July 16, 2020

Twitter hack: accounts of prominent figures, including Biden, Musk, Obama, Gates and Kanye compromised

Accounts of Uber and Apple also appear to have been hacked as part of scam instructing followers to transfer cryptocurrency


Twitter suffered a major security breach on Wednesday that saw hackers take control of the accounts of major public figures and corporations, including Joe Biden, Barack Obama, Elon Musk, Bill Gates, Jeff Bezos and Apple.


The company confirmed the breach Wednesday evening, more than six hours after the hack began, and attributed it to a “coordinated social engineering attack” on its own employees that enabled the hackers to access “internal systems and tools”. Twitter said it was “looking into what other malicious activity they may have conducted or information they may have accessed” in addition to using the compromised accounts to send tweets.

The hack unfolded over the course of several hours, and in the course of halting it, Twitter stopped all verified accounts from tweeting at all – an unprecedented measure. The company had restored most accounts by Wednesday evening, but warned that it “may take further actions”. The company said that it had also locked the compromised accounts and “taken steps to limit access to internal systems and tools” while it continues its investigation.

The compromised accounts, which count tens of millions of followers, sent a series of tweets proposing a classic bitcoin scam: followers were told that if they transferred cryptocurrency to a specific bitcoin wallet, they would receive double the money in return.


Twitter has said it is looking into the possible hacking of the accounts of Joe Biden and other prominent figures. Photograph: Twitter

Other compromised accounts include those of Kanye West, Michael Bloomberg, Uber, and a number of cryptocurrency exchanges or organizations.

The messages included the address of a bitcoin wallet whose balance grew rapidly to more than 11 BTC (more than $100,000) as the scam spread.
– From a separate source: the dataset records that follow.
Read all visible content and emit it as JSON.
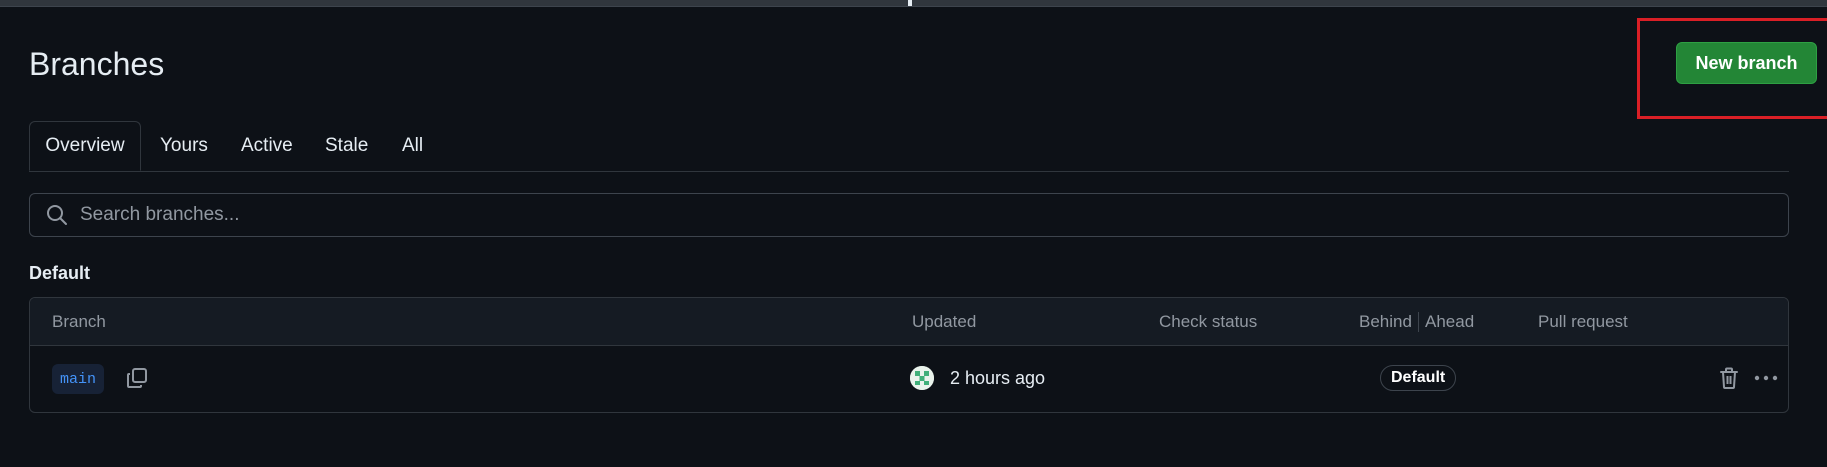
{
  "page": {
    "title": "Branches",
    "new_branch_label": "New branch"
  },
  "tabs": [
    {
      "label": "Overview",
      "selected": true
    },
    {
      "label": "Yours",
      "selected": false
    },
    {
      "label": "Active",
      "selected": false
    },
    {
      "label": "Stale",
      "selected": false
    },
    {
      "label": "All",
      "selected": false
    }
  ],
  "search": {
    "placeholder": "Search branches...",
    "value": ""
  },
  "sections": {
    "default_label": "Default"
  },
  "table": {
    "columns": {
      "branch": "Branch",
      "updated": "Updated",
      "check_status": "Check status",
      "behind": "Behind",
      "ahead": "Ahead",
      "pull_request": "Pull request"
    },
    "rows": [
      {
        "branch": "main",
        "updated": "2 hours ago",
        "badge": "Default"
      }
    ]
  },
  "colors": {
    "background": "#0d1117",
    "primary_button": "#238636",
    "highlight": "#d91f26",
    "link": "#4493f8"
  },
  "icons": [
    "search-icon",
    "copy-icon",
    "avatar",
    "trash-icon",
    "kebab-horizontal-icon"
  ]
}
Tweets with similar messages were repeatedly deleted and re-posted by some of the compromised accounts over the course of Wednesday afternoon.
While the motives and source of the attack are not yet known, the coordinated hijacking of the verified communications streams of world leaders, celebrities and major corporate accounts was a frightening prospect. Twitter has become a de facto wire service for the world and is used for official communications by governments during emergencies; a hack on the scale of Wednesday’s attack could have been more disruptive or even dangerous.

“The amount of damage this could cause is very high,” said Douglas Schmidt, a computer science professor at Vanderbilt University. “These people could hold information gleaned from the hack for ransom in the future.”